[Haskell-cafe] Hit a wall with the type system

Luke Palmer lrpalmer at gmail.com
Wed Nov 28 23:31:17 EST 2007


On Nov 29, 2007 4:02 AM, Chris Smith <cdsmith at twu.net> wrote:
> I was talking to a few people about this on #haskell, and it was
> suggested I ask here.  I should say that I'm playing around here; don't
> mistake this for an urgent request or a serious problem.
>
> Suppose I wanted to implement automatic differentiation of simple
> functions on real numbers; then I'd take the operations from Num,
> Fractional, and Floating, and define how to perform them on pairs of
> values and their differentials, and then I'd write a differentiate
> function... but finding an appropriate type for that function seems to
> be a challenge.
>
> We have:
>
> 1. Differentiating a function of the most general type (Num a => a -> a)
> should produce a result of type (Num a => a -> a).
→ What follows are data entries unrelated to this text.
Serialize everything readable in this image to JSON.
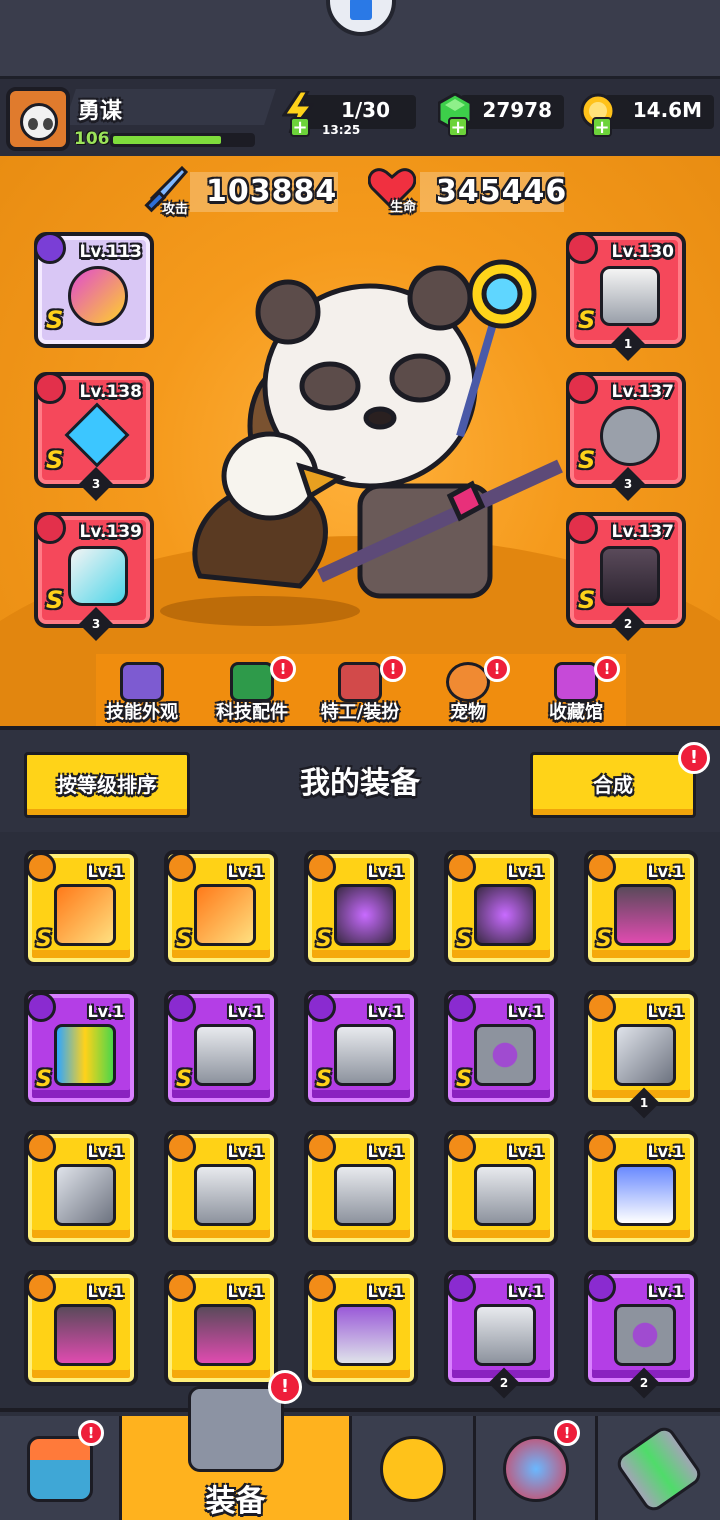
{
  "player": {
    "name": "勇谋",
    "level": "106",
    "xp_fraction": 0.78
  },
  "resources": {
    "energy": "1/30",
    "energy_timer": "13:25",
    "gems": "27978",
    "coins": "14.6M"
  },
  "stats": {
    "attack_label": "攻击",
    "attack_value": "103884",
    "hp_label": "生命",
    "hp_value": "345446"
  },
  "equipped": {
    "left": [
      {
        "lv": "Lv.113",
        "grade": "S",
        "rarity": "purple",
        "icon": "staff-icon"
      },
      {
        "lv": "Lv.138",
        "grade": "S",
        "rarity": "red",
        "stars": "3",
        "icon": "necklace-icon"
      },
      {
        "lv": "Lv.139",
        "grade": "S",
        "rarity": "red",
        "stars": "3",
        "icon": "gauntlet-icon"
      }
    ],
    "right": [
      {
        "lv": "Lv.130",
        "grade": "S",
        "rarity": "red",
        "stars": "1",
        "icon": "armor-icon"
      },
      {
        "lv": "Lv.137",
        "grade": "S",
        "rarity": "red",
        "stars": "3",
        "icon": "belt-icon"
      },
      {
        "lv": "Lv.137",
        "grade": "S",
        "rarity": "red",
        "stars": "2",
        "icon": "boots-icon"
      }
    ]
  },
  "submenu": [
    {
      "label": "技能外观",
      "alert": false,
      "color": "#7d5bd1"
    },
    {
      "label": "科技配件",
      "alert": true,
      "color": "#2e9a4a"
    },
    {
      "label": "特工/装扮",
      "alert": true,
      "color": "#d24a4a"
    },
    {
      "label": "宠物",
      "alert": true,
      "color": "#f08a32"
    },
    {
      "label": "收藏馆",
      "alert": true,
      "color": "#c64ad8"
    }
  ],
  "equip_header": {
    "sort_label": "按等级排序",
    "title": "我的装备",
    "merge_label": "合成"
  },
  "inventory": [
    {
      "lv": "Lv.1",
      "rarity": "yellow",
      "grade": "S",
      "icon": "sword-icon"
    },
    {
      "lv": "Lv.1",
      "rarity": "yellow",
      "grade": "S",
      "icon": "sword-icon"
    },
    {
      "lv": "Lv.1",
      "rarity": "yellow",
      "grade": "S",
      "icon": "drill-staff-icon"
    },
    {
      "lv": "Lv.1",
      "rarity": "yellow",
      "grade": "S",
      "icon": "drill-staff-icon"
    },
    {
      "lv": "Lv.1",
      "rarity": "yellow",
      "grade": "S",
      "icon": "boots-icon"
    },
    {
      "lv": "Lv.1",
      "rarity": "purple",
      "grade": "S",
      "icon": "water-gun-icon"
    },
    {
      "lv": "Lv.1",
      "rarity": "purple",
      "grade": "S",
      "icon": "armor-icon"
    },
    {
      "lv": "Lv.1",
      "rarity": "purple",
      "grade": "S",
      "icon": "armor-icon"
    },
    {
      "lv": "Lv.1",
      "rarity": "purple",
      "grade": "S",
      "icon": "belt-icon"
    },
    {
      "lv": "Lv.1",
      "rarity": "yellow",
      "grade": "",
      "stars": "1",
      "icon": "kunai-icon"
    },
    {
      "lv": "Lv.1",
      "rarity": "yellow",
      "grade": "",
      "icon": "kunai-icon"
    },
    {
      "lv": "Lv.1",
      "rarity": "yellow",
      "grade": "",
      "icon": "armor-icon"
    },
    {
      "lv": "Lv.1",
      "rarity": "yellow",
      "grade": "",
      "icon": "armor-icon"
    },
    {
      "lv": "Lv.1",
      "rarity": "yellow",
      "grade": "",
      "icon": "armor-icon"
    },
    {
      "lv": "Lv.1",
      "rarity": "yellow",
      "grade": "",
      "icon": "claw-glove-icon"
    },
    {
      "lv": "Lv.1",
      "rarity": "yellow",
      "grade": "",
      "icon": "boots-icon"
    },
    {
      "lv": "Lv.1",
      "rarity": "yellow",
      "grade": "",
      "icon": "boots-icon"
    },
    {
      "lv": "Lv.1",
      "rarity": "yellow",
      "grade": "",
      "icon": "sneaker-icon"
    },
    {
      "lv": "Lv.1",
      "rarity": "purple",
      "grade": "",
      "stars": "2",
      "icon": "armor-icon"
    },
    {
      "lv": "Lv.1",
      "rarity": "purple",
      "grade": "",
      "stars": "2",
      "icon": "belt-icon"
    }
  ],
  "bottom_nav": {
    "equip_label": "装备"
  }
}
I don't see why this should be true.  Int -> Int is an instance of this type,
but derivatives require limits, which integers don't have.  Do you intend to
output the difference sequence of the function in this case?

But then Double -> Double is also an instance of this type.  Do you intend
to approximate the real derivative when it's specialized to this?

Instead of worrying about the types, first tell us what semantics you want.